Today in class, I worked on figuring out which brackets should be used to mount the arm. At first I though of using pillow brackets to mount everything. Then I went through a lot of different brackets. But after a lot of thinking, I decided to use L brackets. I choose this type of bracket because I believe that it is the most structurally stable choice and provides the most strength and stability for the arm.

Today I worked on the new design for our claw and wrist. For the wrist, I plan to use hex pillows, and a regular pillow block to allow the wrist to have better flowy movement. The claw design will stay the same.

Today I worked on building the new claw and wrist design. I used hex pillows, and a regular pillow block to allow the wrist to have better flowy movement. The claw design will stay the same.

 Today in class, I explained to Tabii the new idea for the wrist and claw. I also worked on putting on the claw. Santanne took it off because she wanted to create a new claw before the comp. But because everyone was gone, there was no time to work on the new claw because no one understood it. I also readjusted the suspending mechanism to be more aligned.

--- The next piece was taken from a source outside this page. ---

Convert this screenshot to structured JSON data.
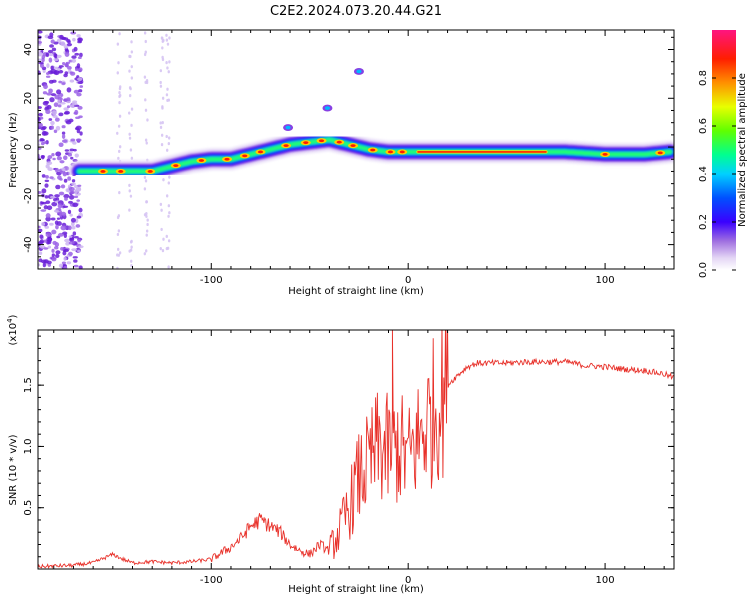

Today in class, I worked on fixing the chain system for the arm. We found out that the motor itself was messing up because one of the gear ratios was really messed up. I also finalized the drone launcher and I helped finalize the stuff for the claw.

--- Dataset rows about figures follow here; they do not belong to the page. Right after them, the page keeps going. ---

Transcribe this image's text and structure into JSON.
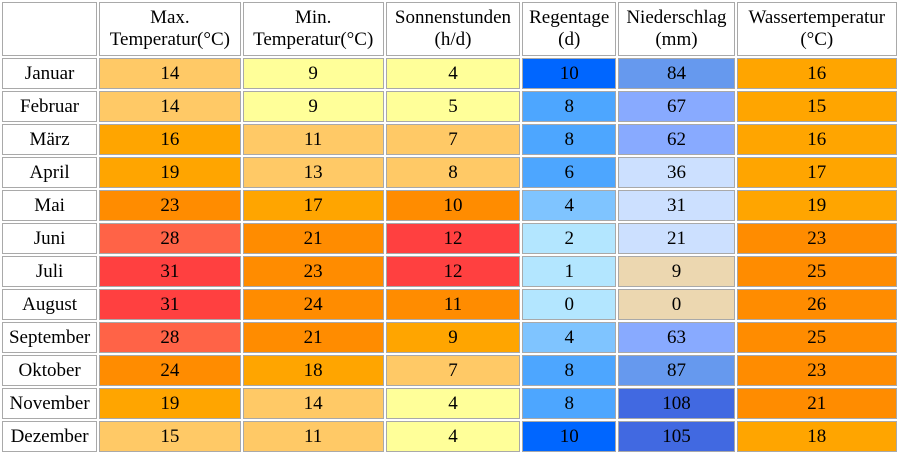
{
  "headers": [
    {
      "line1": "",
      "line2": ""
    },
    {
      "line1": "Max.",
      "line2": "Temperatur(°C)"
    },
    {
      "line1": "Min.",
      "line2": "Temperatur(°C)"
    },
    {
      "line1": "Sonnenstunden",
      "line2": "(h/d)"
    },
    {
      "line1": "Regentage",
      "line2": "(d)"
    },
    {
      "line1": "Niederschlag",
      "line2": "(mm)"
    },
    {
      "line1": "Wassertemperatur",
      "line2": "(°C)"
    }
  ],
  "rows": [
    {
      "month": "Januar",
      "cells": [
        {
          "v": "14",
          "c": "#ffc966"
        },
        {
          "v": "9",
          "c": "#ffff99"
        },
        {
          "v": "4",
          "c": "#ffff99"
        },
        {
          "v": "10",
          "c": "#0066ff"
        },
        {
          "v": "84",
          "c": "#6699ee"
        },
        {
          "v": "16",
          "c": "#ffa500"
        }
      ]
    },
    {
      "month": "Februar",
      "cells": [
        {
          "v": "14",
          "c": "#ffc966"
        },
        {
          "v": "9",
          "c": "#ffff99"
        },
        {
          "v": "5",
          "c": "#ffff99"
        },
        {
          "v": "8",
          "c": "#4da6ff"
        },
        {
          "v": "67",
          "c": "#88aaff"
        },
        {
          "v": "15",
          "c": "#ffa500"
        }
      ]
    },
    {
      "month": "März",
      "cells": [
        {
          "v": "16",
          "c": "#ffa500"
        },
        {
          "v": "11",
          "c": "#ffc966"
        },
        {
          "v": "7",
          "c": "#ffc966"
        },
        {
          "v": "8",
          "c": "#4da6ff"
        },
        {
          "v": "62",
          "c": "#88aaff"
        },
        {
          "v": "16",
          "c": "#ffa500"
        }
      ]
    },
    {
      "month": "April",
      "cells": [
        {
          "v": "19",
          "c": "#ffa500"
        },
        {
          "v": "13",
          "c": "#ffc966"
        },
        {
          "v": "8",
          "c": "#ffc966"
        },
        {
          "v": "6",
          "c": "#4da6ff"
        },
        {
          "v": "36",
          "c": "#cce0ff"
        },
        {
          "v": "17",
          "c": "#ffa500"
        }
      ]
    },
    {
      "month": "Mai",
      "cells": [
        {
          "v": "23",
          "c": "#ff8c00"
        },
        {
          "v": "17",
          "c": "#ffa500"
        },
        {
          "v": "10",
          "c": "#ff8c00"
        },
        {
          "v": "4",
          "c": "#7fc4ff"
        },
        {
          "v": "31",
          "c": "#cce0ff"
        },
        {
          "v": "19",
          "c": "#ffa500"
        }
      ]
    },
    {
      "month": "Juni",
      "cells": [
        {
          "v": "28",
          "c": "#ff6347"
        },
        {
          "v": "21",
          "c": "#ff8c00"
        },
        {
          "v": "12",
          "c": "#ff4040"
        },
        {
          "v": "2",
          "c": "#b3e6ff"
        },
        {
          "v": "21",
          "c": "#cce0ff"
        },
        {
          "v": "23",
          "c": "#ff8c00"
        }
      ]
    },
    {
      "month": "Juli",
      "cells": [
        {
          "v": "31",
          "c": "#ff4040"
        },
        {
          "v": "23",
          "c": "#ff8c00"
        },
        {
          "v": "12",
          "c": "#ff4040"
        },
        {
          "v": "1",
          "c": "#b3e6ff"
        },
        {
          "v": "9",
          "c": "#ecd7b0"
        },
        {
          "v": "25",
          "c": "#ff8c00"
        }
      ]
    },
    {
      "month": "August",
      "cells": [
        {
          "v": "31",
          "c": "#ff4040"
        },
        {
          "v": "24",
          "c": "#ff8c00"
        },
        {
          "v": "11",
          "c": "#ff8c00"
        },
        {
          "v": "0",
          "c": "#b3e6ff"
        },
        {
          "v": "0",
          "c": "#ecd7b0"
        },
        {
          "v": "26",
          "c": "#ff8c00"
        }
      ]
    },
    {
      "month": "September",
      "cells": [
        {
          "v": "28",
          "c": "#ff6347"
        },
        {
          "v": "21",
          "c": "#ff8c00"
        },
        {
          "v": "9",
          "c": "#ffa500"
        },
        {
          "v": "4",
          "c": "#7fc4ff"
        },
        {
          "v": "63",
          "c": "#88aaff"
        },
        {
          "v": "25",
          "c": "#ff8c00"
        }
      ]
    },
    {
      "month": "Oktober",
      "cells": [
        {
          "v": "24",
          "c": "#ff8c00"
        },
        {
          "v": "18",
          "c": "#ffa500"
        },
        {
          "v": "7",
          "c": "#ffc966"
        },
        {
          "v": "8",
          "c": "#4da6ff"
        },
        {
          "v": "87",
          "c": "#6699ee"
        },
        {
          "v": "23",
          "c": "#ff8c00"
        }
      ]
    },
    {
      "month": "November",
      "cells": [
        {
          "v": "19",
          "c": "#ffa500"
        },
        {
          "v": "14",
          "c": "#ffc966"
        },
        {
          "v": "4",
          "c": "#ffff99"
        },
        {
          "v": "8",
          "c": "#4da6ff"
        },
        {
          "v": "108",
          "c": "#4169e1"
        },
        {
          "v": "21",
          "c": "#ff8c00"
        }
      ]
    },
    {
      "month": "Dezember",
      "cells": [
        {
          "v": "15",
          "c": "#ffc966"
        },
        {
          "v": "11",
          "c": "#ffc966"
        },
        {
          "v": "4",
          "c": "#ffff99"
        },
        {
          "v": "10",
          "c": "#0066ff"
        },
        {
          "v": "105",
          "c": "#4169e1"
        },
        {
          "v": "18",
          "c": "#ffa500"
        }
      ]
    }
  ]
}
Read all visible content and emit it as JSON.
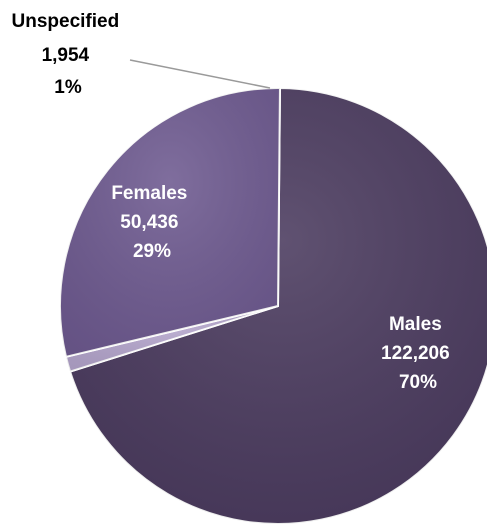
{
  "chart_data": {
    "type": "pie",
    "title": "",
    "slices": [
      {
        "name": "Males",
        "value": 122206,
        "value_label": "122,206",
        "percent_label": "70%",
        "color": "#4a3a5e"
      },
      {
        "name": "Unspecified",
        "value": 1954,
        "value_label": "1,954",
        "percent_label": "1%",
        "color": "#b3a4cb"
      },
      {
        "name": "Females",
        "value": 50436,
        "value_label": "50,436",
        "percent_label": "29%",
        "color": "#6e5a90"
      }
    ],
    "start": "12 o'clock",
    "direction": "clockwise",
    "legend": "none",
    "labels": {
      "males": "Males",
      "females": "Females",
      "unspecified": "Unspecified"
    }
  }
}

Today in class, I worked on fixing one of the GoBuilda motors. While Santanne pressed the triggers on the controller to move the suspending mechanism up and down, we all noticed that one of the things was having trouble going up and down at the same pace. So I suggested that it could be a programming issue, but it turned out that it wasn't. So I decided to watch the gears of the suspending mechanism with the problem and I noticed that at one point the gears would slow down for half a second but then speed back up. I came to the conclusion that the motor was skipping a tiny little bit. So I decided to take apart the motor to see if there was something on the inside that was causing the skip. Once I took it apart, I found that there was WAY to much grease/lubricant inside of the motor. Tabii helped me clean it up, and then I put it back together to see if that was the issue. Once Santanne tested it again, I came to the conclusion that the skip was happening on the actual inside of the motor, (the part of the motor that I could not get to, to fix it.) So after talking to my team, we have decided to get a new GoBuilda motor.